How can the induced emf leads the flux by $90^\circ$? An induced emf is created only when there's a change in the flux, which is produced only when there's a current flow, which means the flux has to be produced first to create an induced emf.
 A: I will explain to you why the induced emf leads the flux by 90 degree.
Imagine we have ac source connected to RC circuit.the voltage across the capacitor lags the currenrt by 90 degree.this means that at time t=0 the voltage is zero and the current is a maximum.does this mean that before i close the switch there is a current in  the circuit(i expect you to think that way according to your question) ?
No that does not happen.the solutions you are using in soving your circuits are called the steady state solutions and there is a transient phenomenon that occur when you close the switch of your circuit and this phenomenon dies out and you get the steady state solution.
I think your problem is that you have not studied yet the transient phase of ac circuits.
A: The current always lags the voltage in an (pure) inductor. When you put an R in series, if the R is large, then the actual current that flows is dominated by the resistance (the inductance has little effect). In that case, the current and voltage at the terminals of the series R-L circuit are nearly in phase.

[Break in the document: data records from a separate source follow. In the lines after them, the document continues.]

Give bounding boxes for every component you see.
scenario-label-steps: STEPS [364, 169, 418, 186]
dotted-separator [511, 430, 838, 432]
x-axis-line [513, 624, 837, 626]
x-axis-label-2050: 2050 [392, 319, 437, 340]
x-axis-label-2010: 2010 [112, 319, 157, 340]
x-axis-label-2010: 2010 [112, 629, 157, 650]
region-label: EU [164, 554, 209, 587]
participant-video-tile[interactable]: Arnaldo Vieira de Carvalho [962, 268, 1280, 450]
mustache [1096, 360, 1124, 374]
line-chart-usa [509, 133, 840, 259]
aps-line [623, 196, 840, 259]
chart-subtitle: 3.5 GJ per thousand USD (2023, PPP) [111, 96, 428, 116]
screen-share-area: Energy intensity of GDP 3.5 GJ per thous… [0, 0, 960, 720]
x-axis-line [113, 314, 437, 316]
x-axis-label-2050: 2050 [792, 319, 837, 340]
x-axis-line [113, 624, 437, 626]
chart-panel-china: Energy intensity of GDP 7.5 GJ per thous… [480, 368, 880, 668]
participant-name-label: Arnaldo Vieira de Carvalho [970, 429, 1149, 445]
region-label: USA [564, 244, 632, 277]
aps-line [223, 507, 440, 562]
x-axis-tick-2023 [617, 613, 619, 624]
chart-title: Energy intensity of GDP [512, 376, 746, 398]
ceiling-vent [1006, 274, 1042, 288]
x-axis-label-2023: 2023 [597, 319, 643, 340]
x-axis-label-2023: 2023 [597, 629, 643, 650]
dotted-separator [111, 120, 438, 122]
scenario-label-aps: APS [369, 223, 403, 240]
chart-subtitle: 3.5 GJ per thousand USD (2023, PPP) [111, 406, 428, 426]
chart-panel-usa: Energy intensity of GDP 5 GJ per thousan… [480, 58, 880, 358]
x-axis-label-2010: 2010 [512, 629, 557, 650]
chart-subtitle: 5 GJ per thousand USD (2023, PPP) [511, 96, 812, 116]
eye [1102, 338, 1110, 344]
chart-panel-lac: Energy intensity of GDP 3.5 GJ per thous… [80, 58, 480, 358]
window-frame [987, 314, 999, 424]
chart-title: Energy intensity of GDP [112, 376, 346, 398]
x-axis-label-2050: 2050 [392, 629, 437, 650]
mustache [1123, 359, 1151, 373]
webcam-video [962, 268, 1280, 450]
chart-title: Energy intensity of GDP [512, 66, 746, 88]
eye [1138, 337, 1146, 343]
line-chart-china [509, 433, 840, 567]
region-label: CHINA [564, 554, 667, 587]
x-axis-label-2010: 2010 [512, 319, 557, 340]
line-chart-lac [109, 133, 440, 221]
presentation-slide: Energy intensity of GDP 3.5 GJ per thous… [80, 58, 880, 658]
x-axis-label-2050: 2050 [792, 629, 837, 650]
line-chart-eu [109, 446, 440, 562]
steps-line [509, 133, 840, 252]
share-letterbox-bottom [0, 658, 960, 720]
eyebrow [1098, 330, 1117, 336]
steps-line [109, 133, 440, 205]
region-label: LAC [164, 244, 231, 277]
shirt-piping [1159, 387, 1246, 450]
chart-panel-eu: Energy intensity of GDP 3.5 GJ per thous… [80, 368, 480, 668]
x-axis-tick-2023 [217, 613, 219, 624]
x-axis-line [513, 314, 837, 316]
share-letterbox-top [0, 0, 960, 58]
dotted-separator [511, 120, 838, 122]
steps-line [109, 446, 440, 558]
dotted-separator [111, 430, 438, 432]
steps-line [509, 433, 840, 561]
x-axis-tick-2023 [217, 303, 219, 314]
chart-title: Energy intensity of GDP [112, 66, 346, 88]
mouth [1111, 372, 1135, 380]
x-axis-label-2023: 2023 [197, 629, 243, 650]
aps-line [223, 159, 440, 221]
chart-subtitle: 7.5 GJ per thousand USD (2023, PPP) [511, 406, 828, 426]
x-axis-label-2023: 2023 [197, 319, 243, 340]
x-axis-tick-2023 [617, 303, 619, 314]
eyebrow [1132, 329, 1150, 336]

It may be easier to consider the V as a function of the current: The vector sum of the voltage across the R and the L add to the applied voltage. If the R >> the inductance, then you can see that the voltage across the inductor will be small, so it won't significantly affect the combined voltage vector. However, the voltage across the inductor (itself) if 90 º leading from the total system current.